Lilly Endowment Grants $1 Million for United Methodist Clergy in Missouri
The Endowment is giving $28 million in grants through this initiative. The grants are part of the Endowment’s commitment to supporting the pastoral leadership development of clergy serving in congregations across the United States.
As the statewide charitable foundation for the United Methodist Church, the Missouri UM Foundation already provides scholarships for seminary students. “The Lilly funding will allow us to address a much broader range of clergy financial issues ranging from student debt to financial literacy and retirement,” states Foundation executive director David Atkins.
“We want our pastors to succeed in fruitful service to others,” says Atkins. “This project will bring more resources and support to that ongoing priority.”
The Missouri United Methodist Foundation is one of 27 organizations taking part in the initiative, which represents a variety of Christian traditions, including Baptist, Catholic, Christian Church (Disciples of Christ), Church of God (Anderson), Episcopal, Independent Christian Churches/Churches of Christ, Lutheran, Mennonite, Methodist, Presbyterian, Reformed and Wesleyan churches, as well as non-denominational, and historic African-American Christian communities. They include denominational pension and benefits boards; local and regional denomination judicatories, such as synods and dioceses; and denominational foundations.

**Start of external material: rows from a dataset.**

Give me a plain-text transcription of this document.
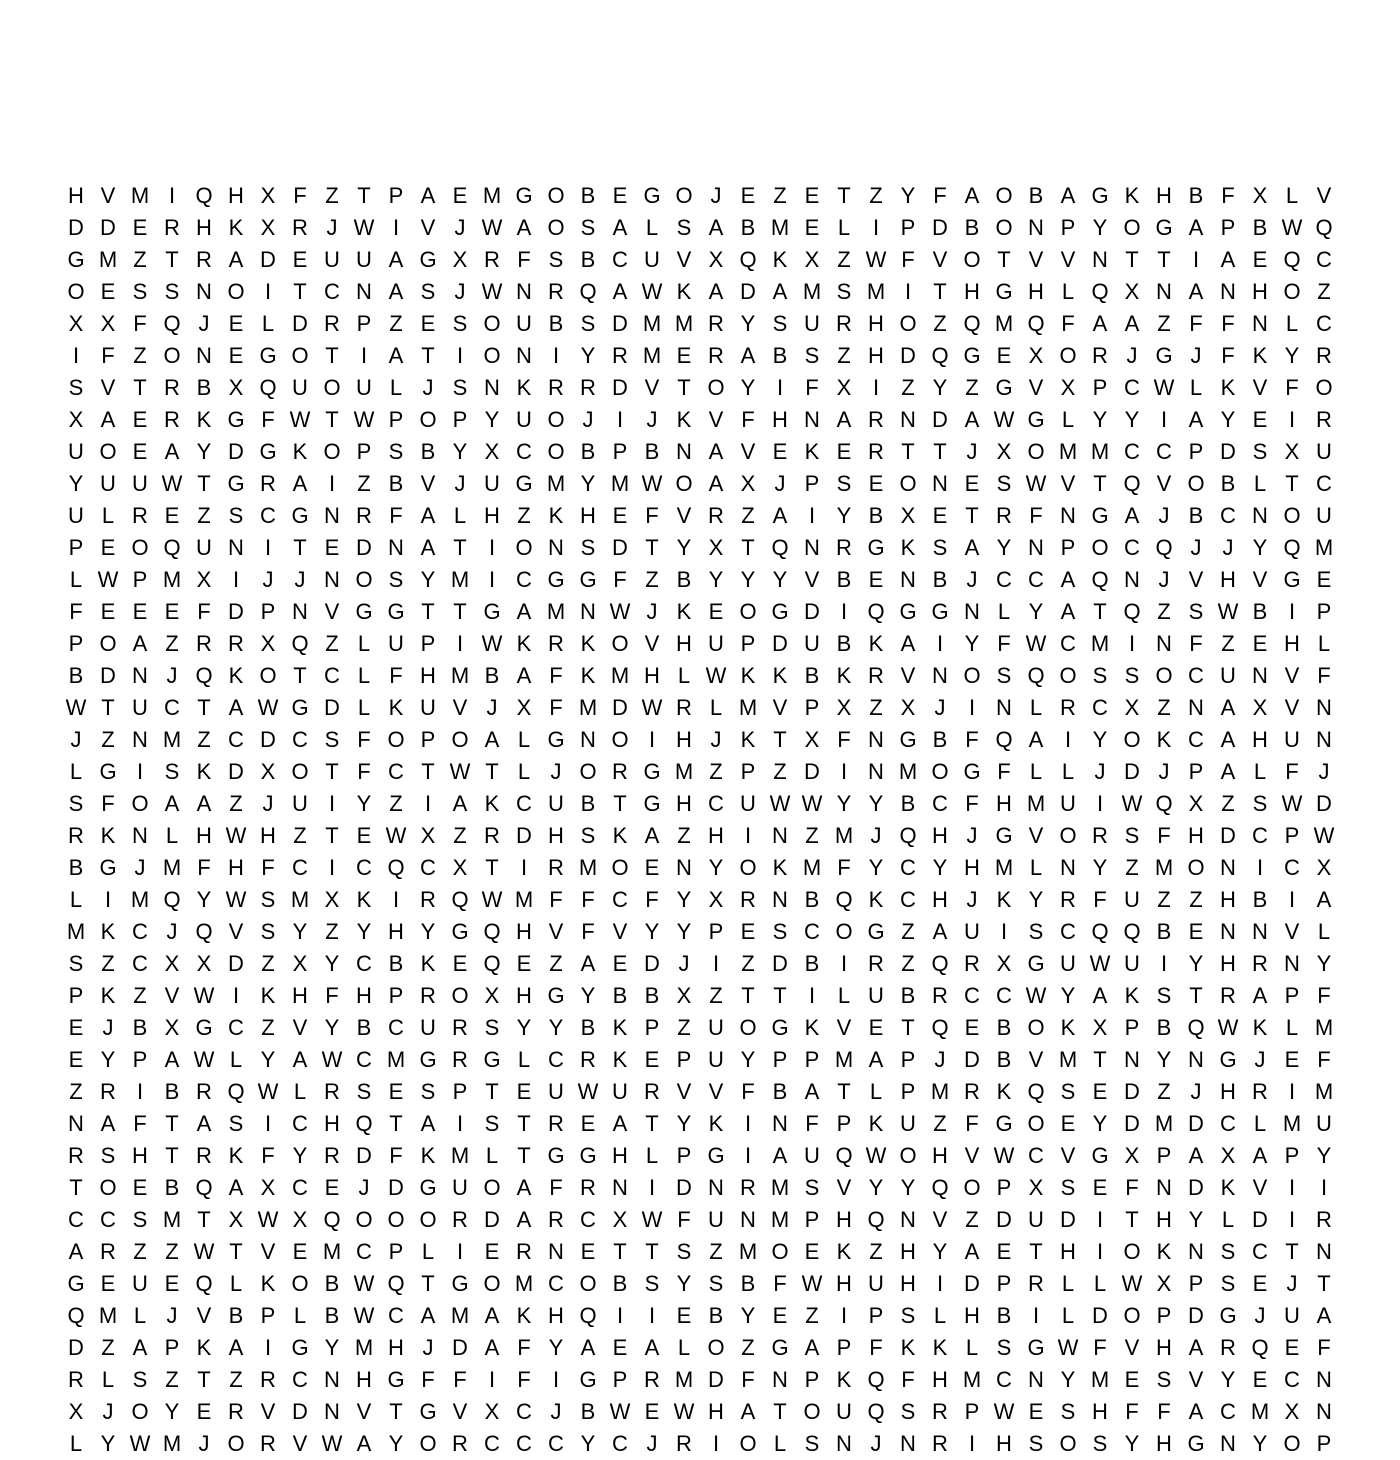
H V M I Q H X F Z T P A E M G O B E G O J E Z E T Z Y F A O B A G K H B F X L V
D D E R H K X R J W I V J W A O S A L S A B M E L	I P D B O N P Y O G A P B W Q
G M Z T R A D E U U A G X R F S B C U V X Q K X Z W F V O T V V N T T	I A E Q C
O E S S N O I	T C N A S J W N R Q A W K A D A M S M I	T H G H L Q X N A N H O Z
X X F Q J E L D R P Z E S O U B S D M M R Y S U R H O Z Q M Q F A A Z F F N L C
I	F Z O N E G O T	I A T	I O N I Y R M E R A B S Z H D Q G E X O R J G J F K Y R
S V T R B X Q U O U L J S N K R R D V T O Y I	F X I	Z Y Z G V X P C W L K V F O
X A E R K G F W T W P O P Y U O J	I	J K V F H N A R N D A W G L Y Y I A Y E I R
U O E A Y D G K O P S B Y X C O B P B N A V E K E R T T J X O M M C C P D S X U
Y U U W T G R A I	Z B V J U G M Y M W O A X J P S E O N E S W V T Q V O B L T C
U L R E Z S C G N R F A L H Z K H E F V R Z A I Y B X E T R F N G A J B C N O U
P E O Q U N I	T E D N A T	I O N S D T Y X T Q N R G K S A Y N P O C Q J J Y Q M
L W P M X I	J J N O S Y M I C G G F Z B Y Y Y V B E N B J C C A Q N J V H V G E
F E E E F D P N V G G T T G A M N W J K E O G D I Q G G N L Y A T Q Z S W B I P
P O A Z R R X Q Z L U P I W K R K O V H U P D U B K A I Y F W C M I N F Z E H L
B D N J Q K O T C L F H M B A F K M H L W K K B K R V N O S Q O S S O C U N V F
W T U C T A W G D L K U V J X F M D W R L M V P X Z X J	I N L R C X Z N A X V N
J Z N M Z C D C S F O P O A L G N O I H J K T X F N G B F Q A I Y O K C A H U N
L G I S K D X O T F C T W T L J O R G M Z P Z D I N M O G F L L J D J P A L F J
S F O A A Z J U I Y Z	I A K C U B T G H C U W W Y Y B C F H M U I W Q X Z S W D
R K N L H W H Z T E W X Z R D H S K A Z H I N Z M J Q H J G V O R S F H D C P W
B G J M F H F C I C Q C X T	I R M O E N Y O K M F Y C Y H M L N Y Z M O N I C X
L	I M Q Y W S M X K I R Q W M F F C F Y X R N B Q K C H J K Y R F U Z Z H B I A
M K C J Q V S Y Z Y H Y G Q H V F V Y Y P E S C O G Z A U I S C Q Q B E N N V L
S Z C X X D Z X Y C B K E Q E Z A E D J	I	Z D B I R Z Q R X G U W U I Y H R N Y
P K Z V W I K H F H P R O X H G Y B B X Z T T	I	L U B R C C W Y A K S T R A P F
E J B X G C Z V Y B C U R S Y Y B K P Z U O G K V E T Q E B O K X P B Q W K L M
E Y P A W L Y A W C M G R G L C R K E P U Y P P M A P J D B V M T N Y N G J E F
Z R I B R Q W L R S E S P T E U W U R V V F B A T L P M R K Q S E D Z J H R I M
N A F T A S I C H Q T A I S T R E A T Y K I N F P K U Z F G O E Y D M D C L M U
R S H T R K F Y R D F K M L T G G H L P G I A U Q W O H V W C V G X P A X A P Y
T O E B Q A X C E J D G U O A F R N I D N R M S V Y Y Q O P X S E F N D K V I	I
C C S M T X W X Q O O O R D A R C X W F U N M P H Q N V Z D U D I	T H Y L D I R
A R Z Z W T V E M C P L	I E R N E T T S Z M O E K Z H Y A E T H I O K N S C T N
G E U E Q L K O B W Q T G O M C O B S Y S B F W H U H I D P R L L W X P S E J T
Q M L J V B P L B W C A M A K H Q I	I E B Y E Z	I P S L H B I	L D O P D G J U A
D Z A P K A I G Y M H J D A F Y A E A L O Z G A P F K K L S G W F V H A R Q E F
R L S Z T Z R C N H G F F	I	F	I G P R M D F N P K Q F H M C N Y M E S V Y E C N
X J O Y E R V D N V T G V X C J B W E W H A T O U Q S R P W E S H F F A C M X N
L Y W M J O R V W A Y O R C C C Y C J R I O L S N J N R I H S O S Y H G N Y O P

Each program is customized to the needs of pastoral leaders in each religious tradition, but the programs have much in common as they:
- provide incentives for clergy to take part in personal finance education
- offer low-or no-cost financial planning and counseling
- match contributions for pastors and congregations that enroll in pension savings programs
- help pastors create emergency funds
- develop strategies that help young pastors pay down or eliminate educational debt
- create new scholarships so that seminarians borrow less while in school
“Pastors, especially those just beginning in ministry, accept low salaries as part of their commitment to God and to church. Many enter ministry with significant debt from their undergraduate and seminary years and often have little financial resiliency when financial emergencies arise,” said Dr. Christopher L. Coble, vice president for religion at the Endowment. “These organizations understand the importance of the financial well-being of pastors and the implications for the congregations they serve.”
An additional grant to the Indianapolis Center for Congregations will establish a coordination program for the initiative that will help the Endowment track success. It will bring together leaders of the diverse programs to foster mutual learning and support and help build a network of organizations committed to supporting the financial well-being of pastors and their congregations.
Lilly Endowment Inc. is an Indianapolis-based private philanthropic foundation created in 1937 by three members of the Lilly family - J.K. Lilly Sr. and sons J.K. Jr. and Eli - through gifts of stock in their pharmaceutical business, Eli Lilly & Company. The Endowment exists to support the causes of religion, education and community development. Lilly Endowment’s religion grant-making is designed to deepen and enrich the religious lives of American Christians. It does this largely through initiatives to enhance and sustain the quality of ministry in American congregations and parishes.